Document automation solutions should meet all required security and compliance standards to avoid legal issues and data breaches.
Tips:
Regularly audit your automation system to verify it meets the necessary compliance standards.
Set clear access controls and security protocols, ensuring that sensitive information is handled appropriately by your team.
How to Choose the Right Automation Tools
To choose the right automation tools, you need to evaluate your needs carefully to choose the AI automation solution that best supports your workflow, integrates with your system, and provides long-term value.
Selecting the right automation solution will help you improve efficiency, reduce costs, and ensure your business can scale seamlessly.
1. Understand Your Specific Workflow Needs
Document automation tools should address the unique challenges your business faces.
A thorough assessment of your processes will help narrow down your options.
Questions to consider:
What document types are central to your operations (invoices, contracts, reports)?
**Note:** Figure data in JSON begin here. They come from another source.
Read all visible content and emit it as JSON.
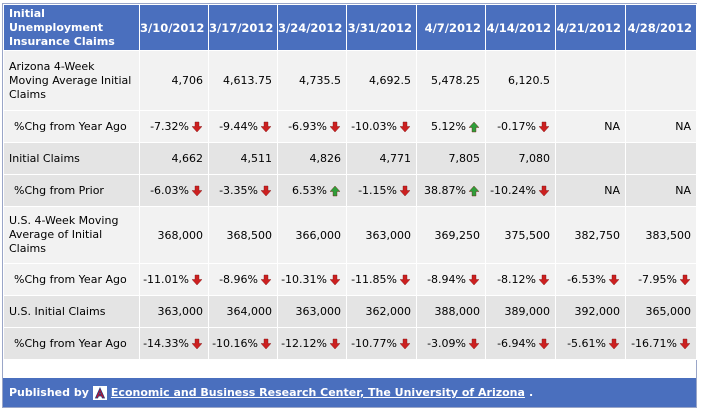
{
  "header": {
    "title": "Initial Unemployment Insurance Claims",
    "dates": [
      "3/10/2012",
      "3/17/2012",
      "3/24/2012",
      "3/31/2012",
      "4/7/2012",
      "4/14/2012",
      "4/21/2012",
      "4/28/2012"
    ]
  },
  "rows": [
    {
      "label": "Arizona 4-Week Moving Average Initial Claims",
      "style": "w",
      "height": "tall",
      "indent": false,
      "cells": [
        {
          "v": "4,706"
        },
        {
          "v": "4,613.75"
        },
        {
          "v": "4,735.5"
        },
        {
          "v": "4,692.5"
        },
        {
          "v": "5,478.25"
        },
        {
          "v": "6,120.5"
        },
        {
          "v": ""
        },
        {
          "v": ""
        }
      ]
    },
    {
      "label": "%Chg from Year Ago",
      "style": "w",
      "indent": true,
      "cells": [
        {
          "v": "-7.32%",
          "a": "down"
        },
        {
          "v": "-9.44%",
          "a": "down"
        },
        {
          "v": "-6.93%",
          "a": "down"
        },
        {
          "v": "-10.03%",
          "a": "down"
        },
        {
          "v": "5.12%",
          "a": "up"
        },
        {
          "v": "-0.17%",
          "a": "down"
        },
        {
          "v": "NA"
        },
        {
          "v": "NA"
        }
      ]
    },
    {
      "label": "Initial Claims",
      "style": "g",
      "indent": false,
      "cells": [
        {
          "v": "4,662"
        },
        {
          "v": "4,511"
        },
        {
          "v": "4,826"
        },
        {
          "v": "4,771"
        },
        {
          "v": "7,805"
        },
        {
          "v": "7,080"
        },
        {
          "v": ""
        },
        {
          "v": ""
        }
      ]
    },
    {
      "label": "%Chg from Prior",
      "style": "g",
      "indent": true,
      "cells": [
        {
          "v": "-6.03%",
          "a": "down"
        },
        {
          "v": "-3.35%",
          "a": "down"
        },
        {
          "v": "6.53%",
          "a": "up"
        },
        {
          "v": "-1.15%",
          "a": "down"
        },
        {
          "v": "38.87%",
          "a": "up"
        },
        {
          "v": "-10.24%",
          "a": "down"
        },
        {
          "v": "NA"
        },
        {
          "v": "NA"
        }
      ]
    },
    {
      "label": "U.S. 4-Week Moving Average of Initial Claims",
      "style": "w",
      "height": "t2",
      "indent": false,
      "cells": [
        {
          "v": "368,000"
        },
        {
          "v": "368,500"
        },
        {
          "v": "366,000"
        },
        {
          "v": "363,000"
        },
        {
          "v": "369,250"
        },
        {
          "v": "375,500"
        },
        {
          "v": "382,750"
        },
        {
          "v": "383,500"
        }
      ]
    },
    {
      "label": "%Chg from Year Ago",
      "style": "w",
      "indent": true,
      "cells": [
        {
          "v": "-11.01%",
          "a": "down"
        },
        {
          "v": "-8.96%",
          "a": "down"
        },
        {
          "v": "-10.31%",
          "a": "down"
        },
        {
          "v": "-11.85%",
          "a": "down"
        },
        {
          "v": "-8.94%",
          "a": "down"
        },
        {
          "v": "-8.12%",
          "a": "down"
        },
        {
          "v": "-6.53%",
          "a": "down"
        },
        {
          "v": "-7.95%",
          "a": "down"
        }
      ]
    },
    {
      "label": "U.S. Initial Claims",
      "style": "g",
      "indent": false,
      "cells": [
        {
          "v": "363,000"
        },
        {
          "v": "364,000"
        },
        {
          "v": "363,000"
        },
        {
          "v": "362,000"
        },
        {
          "v": "388,000"
        },
        {
          "v": "389,000"
        },
        {
          "v": "392,000"
        },
        {
          "v": "365,000"
        }
      ]
    },
    {
      "label": "%Chg from Year Ago",
      "style": "g",
      "indent": true,
      "cells": [
        {
          "v": "-14.33%",
          "a": "down"
        },
        {
          "v": "-10.16%",
          "a": "down"
        },
        {
          "v": "-12.12%",
          "a": "down"
        },
        {
          "v": "-10.77%",
          "a": "down"
        },
        {
          "v": "-3.09%",
          "a": "down"
        },
        {
          "v": "-6.94%",
          "a": "down"
        },
        {
          "v": "-5.61%",
          "a": "down"
        },
        {
          "v": "-16.71%",
          "a": "down"
        }
      ]
    }
  ],
  "icons": {
    "down": "down-arrow-icon",
    "up": "up-arrow-icon",
    "logo": "university-of-arizona-logo-icon"
  },
  "colors": {
    "header": "#4a6fbe",
    "down": "#cc2020",
    "up": "#2f9e3a"
  },
  "footer": {
    "prefix": "Published by",
    "link": "Economic and Business Research Center, The University of Arizona",
    "suffix": "."
  }
}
How complex are your workflows and what parts of the process are most time-consuming?
Are there specific inefficiencies you aim to resolve?
2. Check Compatibility With Existing Systems
It’s essential for automation tools to fit seamlessly into your existing workflow.
The ideal solution should connect with your existing systems, such as CRM, ERP, or many document management systems without requiring major changes to your infrastructure.
Questions to consider:
Can the automation tool integrate easily with your current platforms and databases?
Does it support API connections for seamless data flow?
How well does the tool handle various document formats?
3. Consider Future Growth and Adaptability
The AI solutions you choose should meet your current needs but scale as your business grows.
Flexibility is important as automation processes may evolve with changing workflows or an increase in document volume.
Questions to consider:
Can the tool scale to handle an increase in document volumes as your business grows?
How adaptable is the tool to changes in your processes, such as new document types?
4. Look for Smart Features and Intelligent Automation
Advanced features like machine learning, artificial intelligence, and NLP can significantly improve automation performance.
These technologies enable your system to process complex data more accurately, automate decision-making, and reduce the need for manual intervention.
Questions to consider:
Do the tools incorporate AI or machine learning for data extraction or processing?
Can it automate complex workflows based on predefined rules or AI insights?
How well does the solution manage unstructured data?
5. Assess the Total Cost of Ownership
Initial cost is important, but the long-term cost of ownership provides a clearer picture of the true value of the solution.
Factor in implementation, ongoing maintenance, support, and any other relevant costs to scalability or upgrades.
Questions to consider:
What are the upfront costs, including the setup and licensing fees?
Are there any ongoing fees for updates, support, or integrations?
Does the automation tool provide clear value over time in terms of cost savings or productivity gains?